The code in this repository is designed to deal with non-rectangular data, such as time series collected as part of a web-scraping exercise. Below you see a sample of web-scraping that recorded the ranks of the top-25 Reddit posts every hour. For each post, the rank and time the rank was recorded were collected until the post fell out of the top 25. This resulted in a .tsv file, with example lines below, where each row represents a single post and its trajectory through the front page of Reddit.
comp id subreddit created ranks recorded_at rank_length
0 3ckf7b pics 1436373189.0 [1, 1, 3, 5] [1436392502, 1436396101, 1436399701, 1436403301] 4.0
0 3csv79 UpliftingNews 1436538581.0 [16, 24] [1436558101, 1436594101] 2.0
0 3ccx4y gifs 1436223351.0 [6, 7, 7, 10] [1436259301, 1436262901, 1436266501, 1436273701] 4.0
0 3bldf2 todayilearned 1435636909.0 [4, 3] [1435665301, 1435668901] 2.0
0 3acrl2 pics 1434677487.0 [0, 0, 0, 4] [1434686101, 1434689701, 1434693301, 1434714901] 4.0
0 3cosrl space 1436457300.0 [22, 16, 15, 14, 15, 17, 15, 18, 18] [1436489702, 1436493301, 1436496901, 1436500501, 1436504101, 1436507701, 1436511301, 1436518501, 1436522101] 9.0
0 3d2m5l pics 1436748860.0 [6] [1436781302] 1.0
0 3b5ll4 nottheonion 1435291130.0 [14, 14, 17] [1435326901, 1435330501, 1435334101] 3.0
0 3a7l67 Showerthoughts 1434575878.0 [16, 13] [1434617702, 1434628502] 2.0
The goal of the code is to convert information like the above into plots that look like what we see below.
These two-dimensional histogram plots are an instructive way to examine non-rectangular data because these plots do not impose any assumptions about the shape or length of a time series such as the ones we collected when scraping Reddit's front page. We can get a sense of how different subreddits perform by watching how individual posts perform when they first enter the top 25 posts, and how long they stay there. For example, in the figure below we see that videos tend to shoot to the top of the rankings but not last a long time. In contrast TwoXChromosomes tends not to rank as highly as videos but does tend to stay around a bit longer in the top 25.

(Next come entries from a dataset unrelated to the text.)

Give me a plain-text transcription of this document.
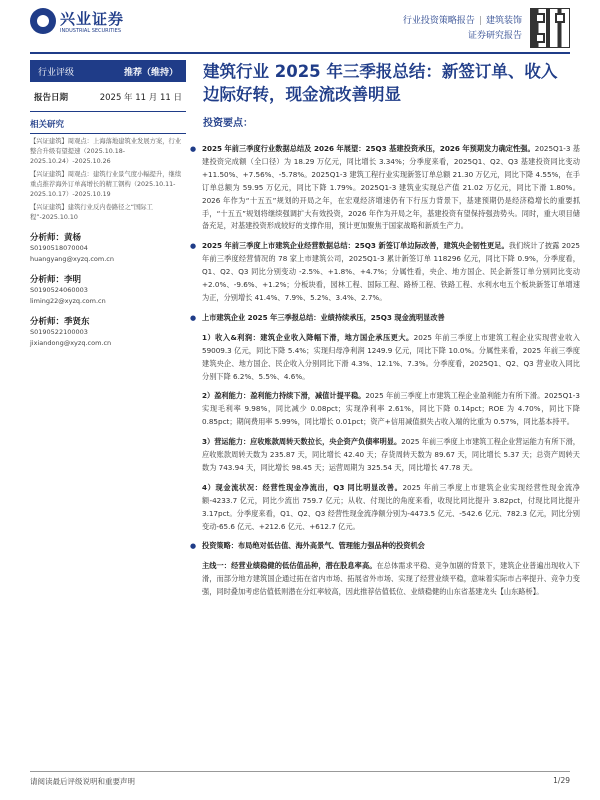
兴业证券
INDUSTRIAL SECURITIES
行业投资策略报告 | 建筑装饰
证券研究报告
行业评级	推荐（维持）
报告日期	2025 年 11 月 11 日
相关研究
【兴证建筑】周观点：上海落地建筑业发展方案，行业整合升级有望提速（2025.10.18-2025.10.24）-2025.10.26
【兴证建筑】周观点：建筑行业景气度小幅提升，继续重点推荐海外订单高增长的精工钢构（2025.10.11-2025.10.17）-2025.10.19
【兴证建筑】建筑行业反内卷路径之“国际工程”-2025.10.10
分析师：黄杨
S0190518070004
huangyang@xyzq.com.cn
分析师：李明
S0190524060003
liming22@xyzq.com.cn
分析师：季贤东
S0190522100003
jixiandong@xyzq.com.cn
建筑行业 2025 年三季报总结：新签订单、收入边际好转，现金流改善明显
投资要点：
● 2025 年前三季度行业数据总结及 2026 年展望：25Q3 基建投资承压，2026 年预期发力确定性强。2025Q1-3 基建投资完成额（全口径）为 18.29 万亿元，同比增长 3.34%；分季度来看，2025Q1、Q2、Q3 基建投资同比变动+11.50%、+7.56%、-5.78%。2025Q1-3 建筑工程行业实现新签订单总额 21.30 万亿元，同比下降 4.55%，在手订单总额为 59.95 万亿元，同比下降 1.79%。2025Q1-3 建筑业实现总产值 21.02 万亿元，同比下滑 1.80%。2026 年作为“十五五”规划的开局之年，在宏观经济增速仍有下行压力背景下，基建预期仍是经济稳增长的重要抓手，“十五五”规划将继续强调扩大有效投资，2026 年作为开局之年，基建投资有望保持强劲势头。同时，重大项目储备充足，对基建投资形成较好的支撑作用，预计更加聚焦于国家战略和新质生产力。
● 2025 年前三季度上市建筑企业经营数据总结：25Q3 新签订单边际改善，建筑央企韧性更足。我们统计了披露 2025 年前三季度经营情况的 78 家上市建筑公司，2025Q1-3 累计新签订单 118296 亿元，同比下降 0.9%，分季度看，Q1、Q2、Q3 同比分别变动 -2.5%、+1.8%、+4.7%；分属性看，央企、地方国企、民企新签订单分别同比变动+2.0%、-9.6%、+1.2%；分板块看，园林工程、国际工程、路桥工程、铁路工程、水利水电五个板块新签订单增速为正，分别增长 41.4%、7.9%、5.2%、3.4%、2.7%。
● 上市建筑企业 2025 年三季报总结：业绩持续承压，25Q3 现金流明显改善
1）收入&利润：建筑企业收入降幅下滑，地方国企承压更大。2025 年前三季度上市建筑工程企业实现营业收入 59009.3 亿元，同比下降 5.4%；实现归母净利润 1249.9 亿元，同比下降 10.0%。分属性来看，2025 年前三季度建筑央企、地方国企、民企收入分别同比下滑 4.3%、12.1%、7.3%。分季度看，2025Q1、Q2、Q3 营业收入同比分别下降 6.2%、5.5%、4.6%。
2）盈利能力：盈利能力持续下滑，减值计提平稳。2025 年前三季度上市建筑工程企业盈利能力有所下滑。2025Q1-3 实现毛利率 9.98%，同比减少 0.08pct；实现净利率 2.61%，同比下降 0.14pct；ROE 为 4.70%，同比下降 0.85pct；期间费用率 5.99%，同比增长 0.01pct；资产+信用减值损失占收入端的比重为 0.57%，同比基本持平。
3）营运能力：应收账款周转天数拉长，央企资产负债率明显。2025 年前三季度上市建筑工程企业营运能力有所下滑，应收账款周转天数为 235.87 天，同比增长 42.40 天；存货周转天数为 89.67 天，同比增长 5.37 天；总资产周转天数为 743.94 天，同比增长 98.45 天；运营周期为 325.54 天，同比增长 47.78 天。
4）现金流状况：经营性现金净流出，Q3 同比明显改善。2025 年前三季度上市建筑企业实现经营性现金流净额-4233.7 亿元，同比少流出 759.7 亿元；从收、付现比的角度来看，收现比同比提升 3.82pct，付现比同比提升 3.17pct。分季度来看，Q1、Q2、Q3 经营性现金流净额分别为-4473.5 亿元、-542.6 亿元、782.3 亿元，同比分别变动-65.6 亿元、+212.6 亿元、+612.7 亿元。
● 投资策略：布局绝对低估值、海外高景气、管理能力强品种的投资机会
主线一：经营业绩稳健的低估值品种，潜在股息率高。在总体需求平稳、竞争加剧的背景下，建筑企业普遍出现收入下滑，而部分地方建筑国企通过拓在省内市场、拓展省外市场、实现了经营业绩平稳，意味着实际市占率提升、竞争力变强，同时叠加考虑估值低则潜在分红率较高，因此推荐估值低位、业绩稳健的山东省基建龙头【山东路桥】。
请阅读最后评级说明和重要声明	1/29
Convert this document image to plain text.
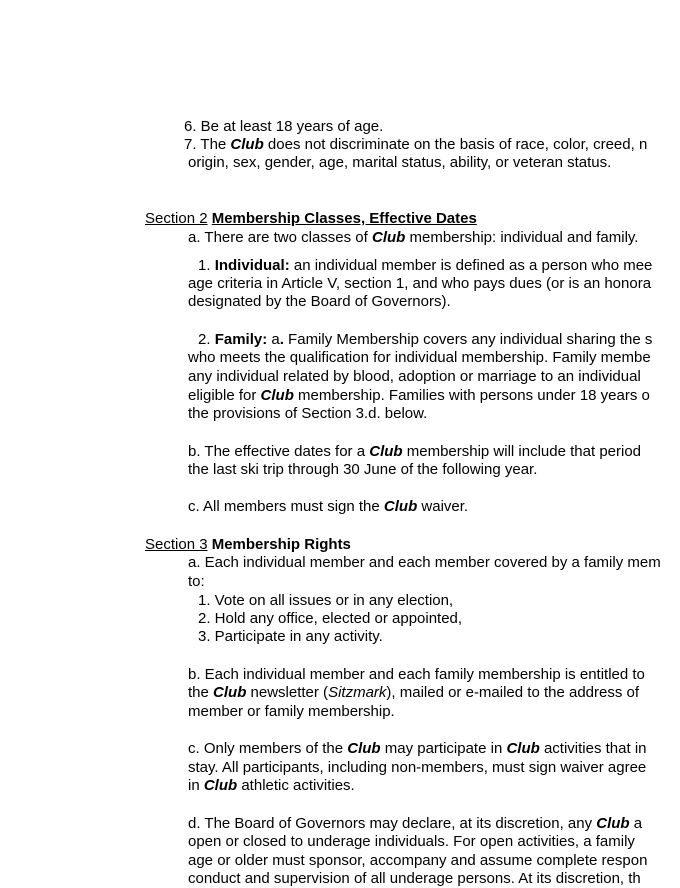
6. Be at least 18 years of age.
7. The Club does not discriminate on the basis of race, color, creed, n
origin, sex, gender, age, marital status, ability, or veteran status.
Section 2 Membership Classes, Effective Dates
a. There are two classes of Club membership: individual and family.
1. Individual: an individual member is defined as a person who mee
age criteria in Article V, section 1, and who pays dues (or is an honora
designated by the Board of Governors).
2. Family: a. Family Membership covers any individual sharing the s
who meets the qualification for individual membership. Family membe
any individual related by blood, adoption or marriage to an individual
eligible for Club membership. Families with persons under 18 years o
the provisions of Section 3.d. below.
b. The effective dates for a Club membership will include that period
the last ski trip through 30 June of the following year.
c. All members must sign the Club waiver.
Section 3 Membership Rights
a. Each individual member and each member covered by a family mem
to:
1. Vote on all issues or in any election,
2. Hold any office, elected or appointed,
3. Participate in any activity.
b. Each individual member and each family membership is entitled to
the Club newsletter (Sitzmark), mailed or e-mailed to the address of
member or family membership.
c. Only members of the Club may participate in Club activities that in
stay. All participants, including non-members, must sign waiver agree
in Club athletic activities.
d. The Board of Governors may declare, at its discretion, any Club a
open or closed to underage individuals. For open activities, a family
age or older must sponsor, accompany and assume complete respon
conduct and supervision of all underage persons. At its discretion, th
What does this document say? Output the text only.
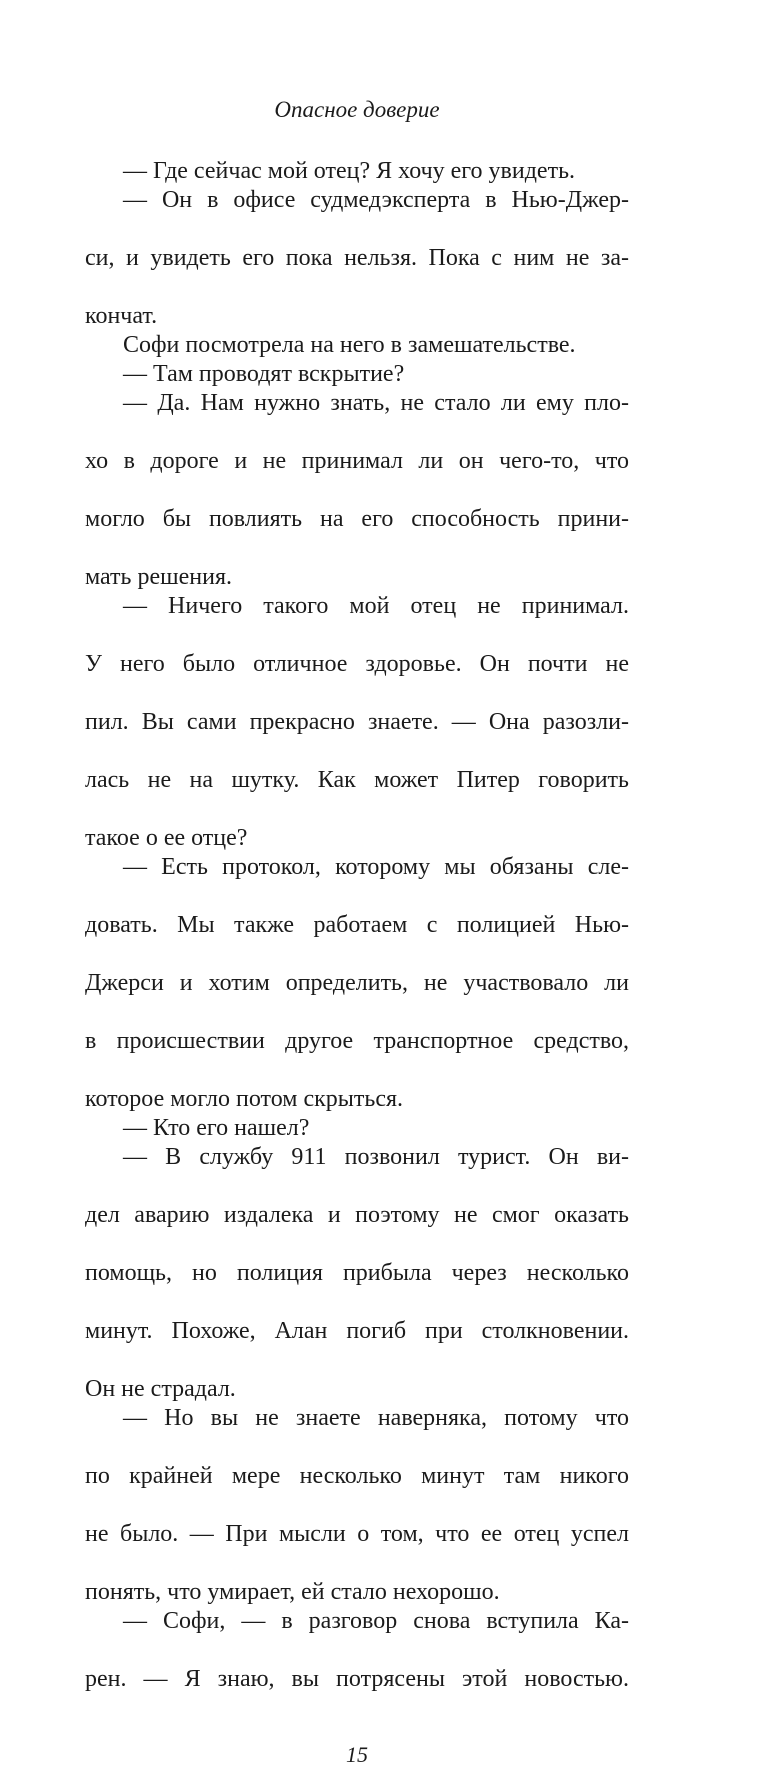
Опасное доверие
— Где сейчас мой отец? Я хочу его увидеть.
— Он в офисе судмедэксперта в Нью-Джер-
си, и увидеть его пока нельзя. Пока с ним не за-
кончат.
Софи посмотрела на него в замешательстве.
— Там проводят вскрытие?
— Да. Нам нужно знать, не стало ли ему пло-
хо в дороге и не принимал ли он чего-то, что
могло бы повлиять на его способность прини-
мать решения.
— Ничего такого мой отец не принимал.
У него было отличное здоровье. Он почти не
пил. Вы сами прекрасно знаете. — Она разозли-
лась не на шутку. Как может Питер говорить
такое о ее отце?
— Есть протокол, которому мы обязаны сле-
довать. Мы также работаем с полицией Нью-
Джерси и хотим определить, не участвовало ли
в происшествии другое транспортное средство,
которое могло потом скрыться.
— Кто его нашел?
— В службу 911 позвонил турист. Он ви-
дел аварию издалека и поэтому не смог оказать
помощь, но полиция прибыла через несколько
минут. Похоже, Алан погиб при столкновении.
Он не страдал.
— Но вы не знаете наверняка, потому что
по крайней мере несколько минут там никого
не было. — При мысли о том, что ее отец успел
понять, что умирает, ей стало нехорошо.
— Софи, — в разговор снова вступила Ка-
рен. — Я знаю, вы потрясены этой новостью.
15
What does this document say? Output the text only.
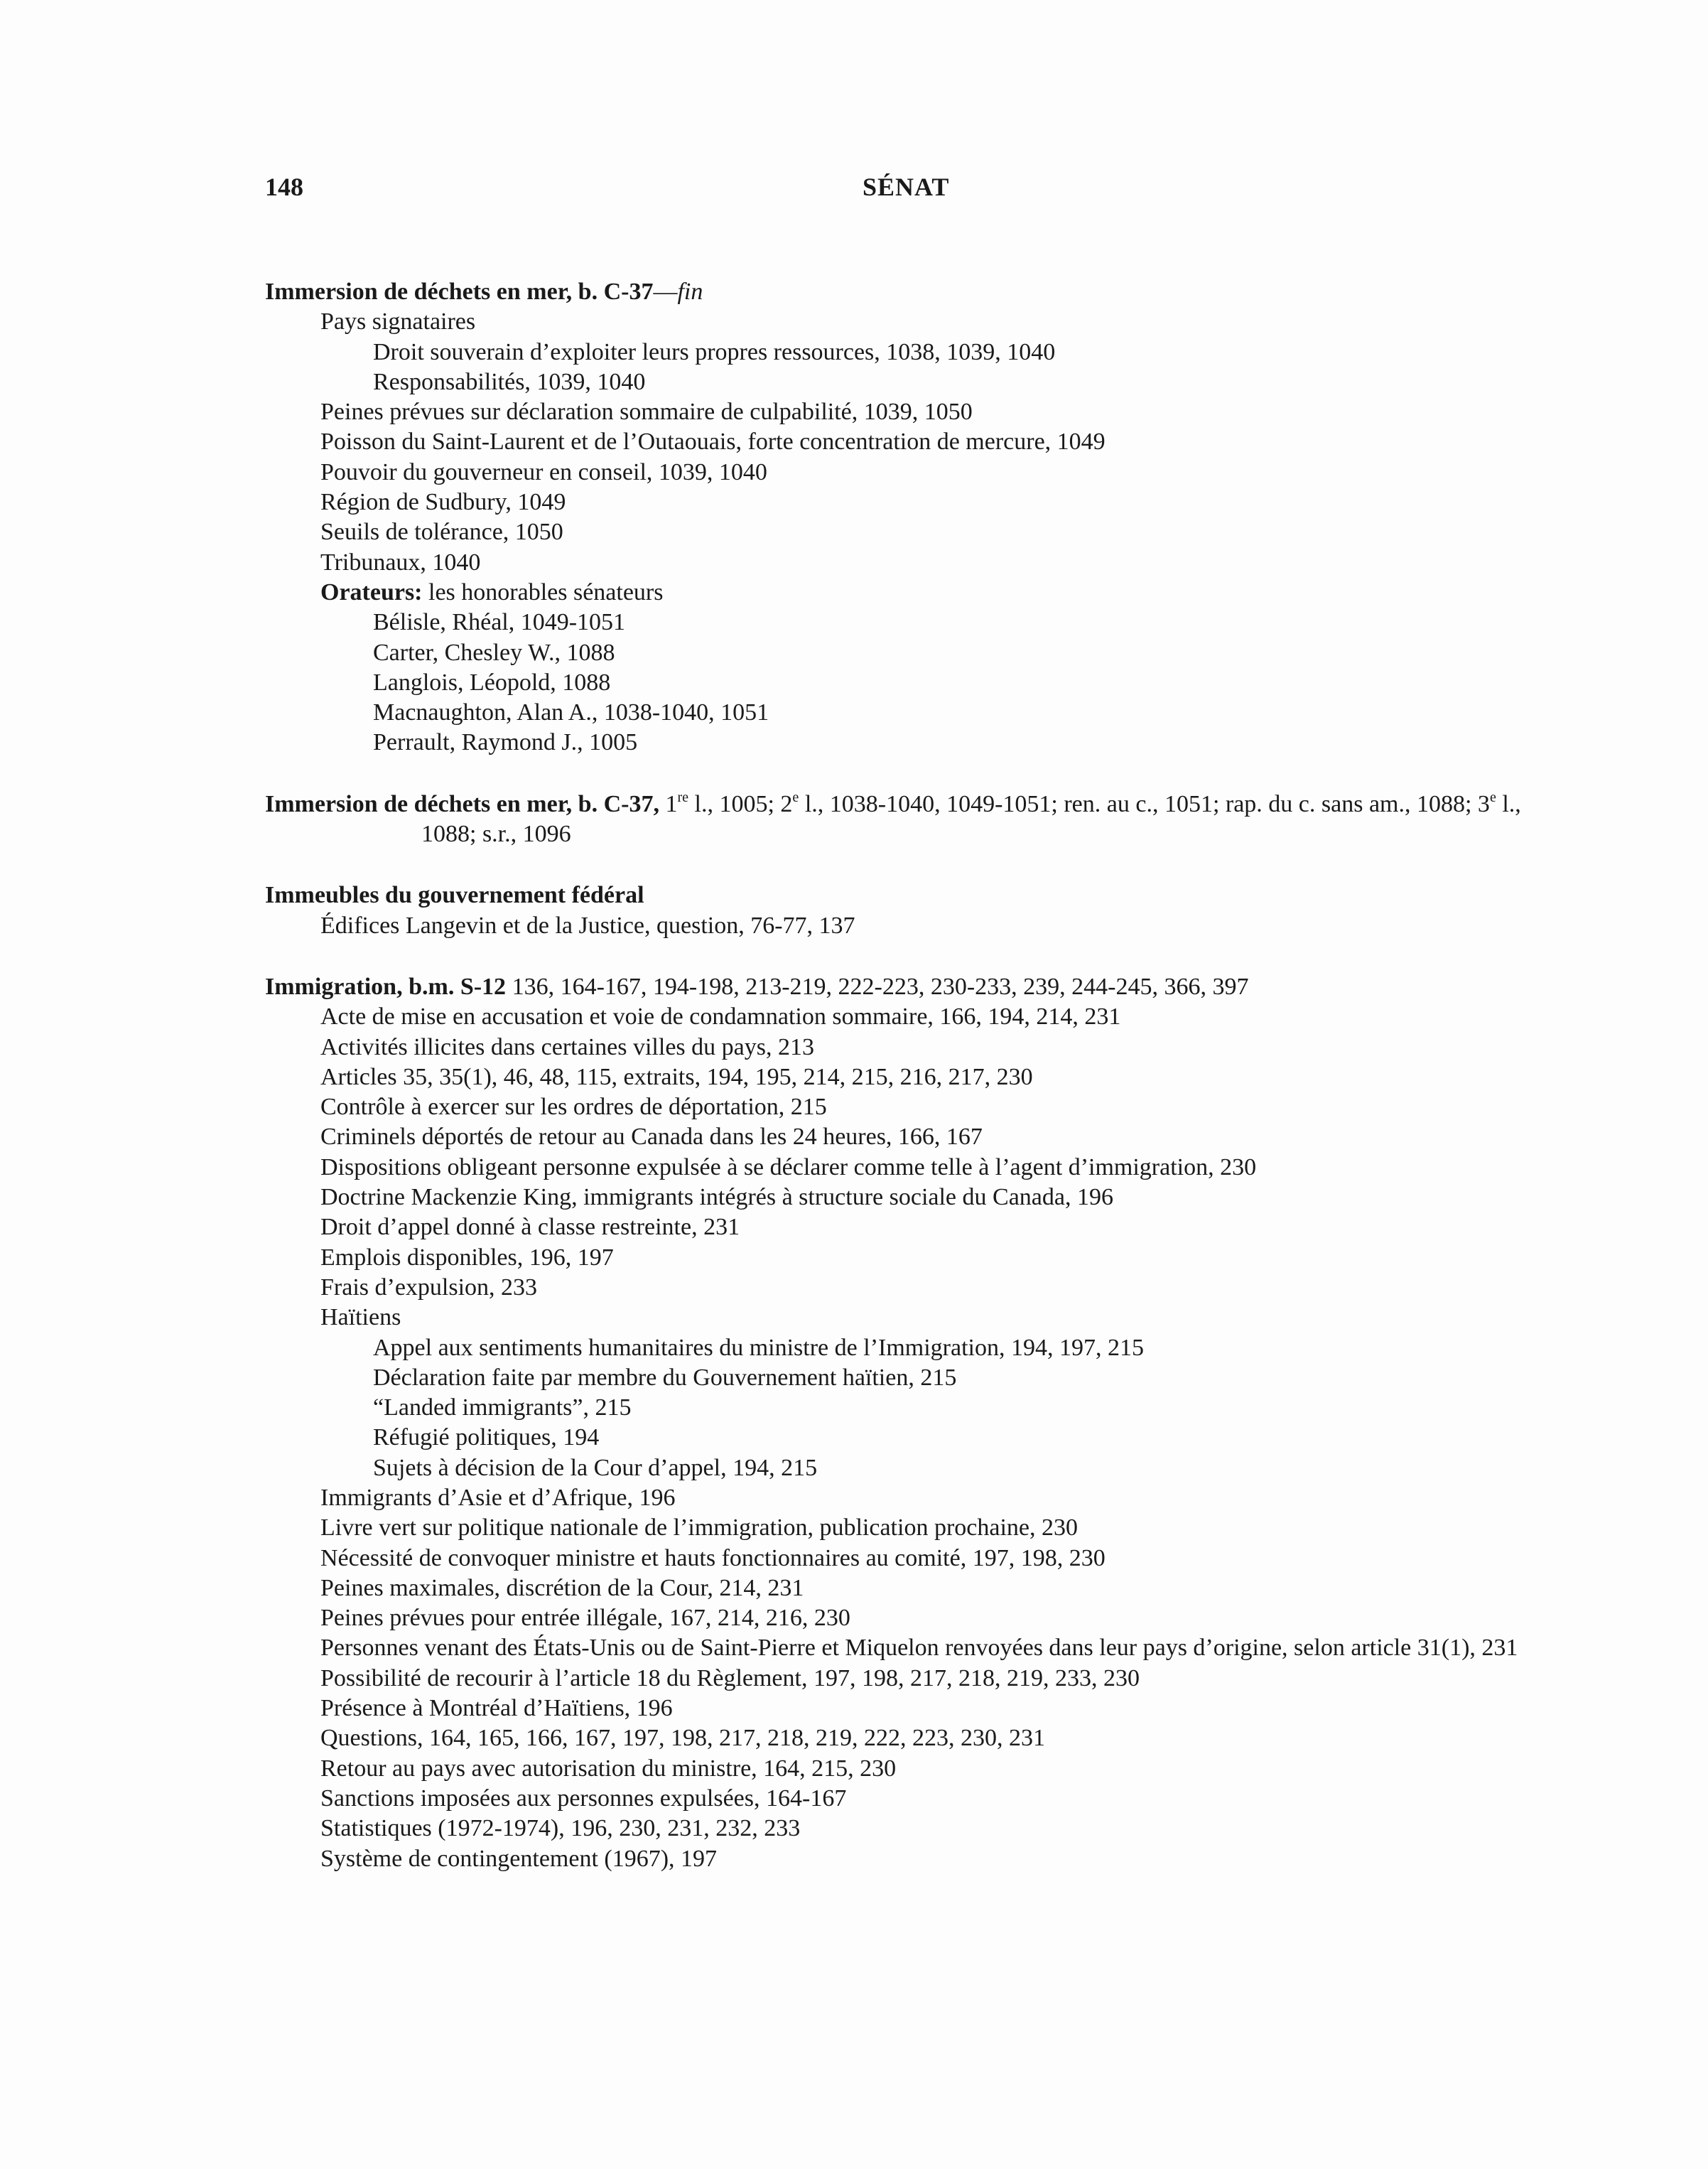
148	SÉNAT
Immersion de déchets en mer, b. C-37—fin
Pays signataires
Droit souverain d’exploiter leurs propres ressources, 1038, 1039, 1040
Responsabilités, 1039, 1040
Peines prévues sur déclaration sommaire de culpabilité, 1039, 1050
Poisson du Saint-Laurent et de l’Outaouais, forte concentration de mercure, 1049
Pouvoir du gouverneur en conseil, 1039, 1040
Région de Sudbury, 1049
Seuils de tolérance, 1050
Tribunaux, 1040
Orateurs: les honorables sénateurs
Bélisle, Rhéal, 1049-1051
Carter, Chesley W., 1088
Langlois, Léopold, 1088
Macnaughton, Alan A., 1038-1040, 1051
Perrault, Raymond J., 1005
Immersion de déchets en mer, b. C-37, 1re l., 1005; 2e l., 1038-1040, 1049-1051; ren. au c., 1051; rap. du c. sans am., 1088; 3e l., 1088; s.r., 1096
Immeubles du gouvernement fédéral
Édifices Langevin et de la Justice, question, 76-77, 137
Immigration, b.m. S-12 136, 164-167, 194-198, 213-219, 222-223, 230-233, 239, 244-245, 366, 397
Acte de mise en accusation et voie de condamnation sommaire, 166, 194, 214, 231
Activités illicites dans certaines villes du pays, 213
Articles 35, 35(1), 46, 48, 115, extraits, 194, 195, 214, 215, 216, 217, 230
Contrôle à exercer sur les ordres de déportation, 215
Criminels déportés de retour au Canada dans les 24 heures, 166, 167
Dispositions obligeant personne expulsée à se déclarer comme telle à l’agent d’immigration, 230
Doctrine Mackenzie King, immigrants intégrés à structure sociale du Canada, 196
Droit d’appel donné à classe restreinte, 231
Emplois disponibles, 196, 197
Frais d’expulsion, 233
Haïtiens
Appel aux sentiments humanitaires du ministre de l’Immigration, 194, 197, 215
Déclaration faite par membre du Gouvernement haïtien, 215
“Landed immigrants”, 215
Réfugié politiques, 194
Sujets à décision de la Cour d’appel, 194, 215
Immigrants d’Asie et d’Afrique, 196
Livre vert sur politique nationale de l’immigration, publication prochaine, 230
Nécessité de convoquer ministre et hauts fonctionnaires au comité, 197, 198, 230
Peines maximales, discrétion de la Cour, 214, 231
Peines prévues pour entrée illégale, 167, 214, 216, 230
Personnes venant des États-Unis ou de Saint-Pierre et Miquelon renvoyées dans leur pays d’origine, selon article 31(1), 231
Possibilité de recourir à l’article 18 du Règlement, 197, 198, 217, 218, 219, 233, 230
Présence à Montréal d’Haïtiens, 196
Questions, 164, 165, 166, 167, 197, 198, 217, 218, 219, 222, 223, 230, 231
Retour au pays avec autorisation du ministre, 164, 215, 230
Sanctions imposées aux personnes expulsées, 164-167
Statistiques (1972-1974), 196, 230, 231, 232, 233
Système de contingentement (1967), 197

The code includes have different alignment options to learn different things about the data. In the above plot, where all time series are aligned together at their first point, we learn about how a threads in a certain subreddit tend to over time. But we might also ask how different subreddits behave at different times of the day. We can see that information below, in an example plot. In particular, we see that personalfinance is largely popular in the mid to late evening hours, whereas nottheonion is popular almost every hour of the day. nottheonion is overall also more popular, achieving higher ranks and a higher overall count compared to personalfinance.
Anyone using or modifying the C++ code should be aware of a few particulars:
- There is no error checking in the Hist2D class. You must be sure that the max and min values you use to initialize a Hist2D will cover all your data. If not, you will have a run-time error that could waste a lot of time. The decision was made to avoid error checking in favor of speed.
- In NumericVector, summary statistics are all computed as doubles. If you are using especially troublesome arithmetic types, such as long ints, these summary statistics may not cast correctly. You must check these values or insert error checking and appropriate casting. Again the decision was made to keep the code light weight and speedy.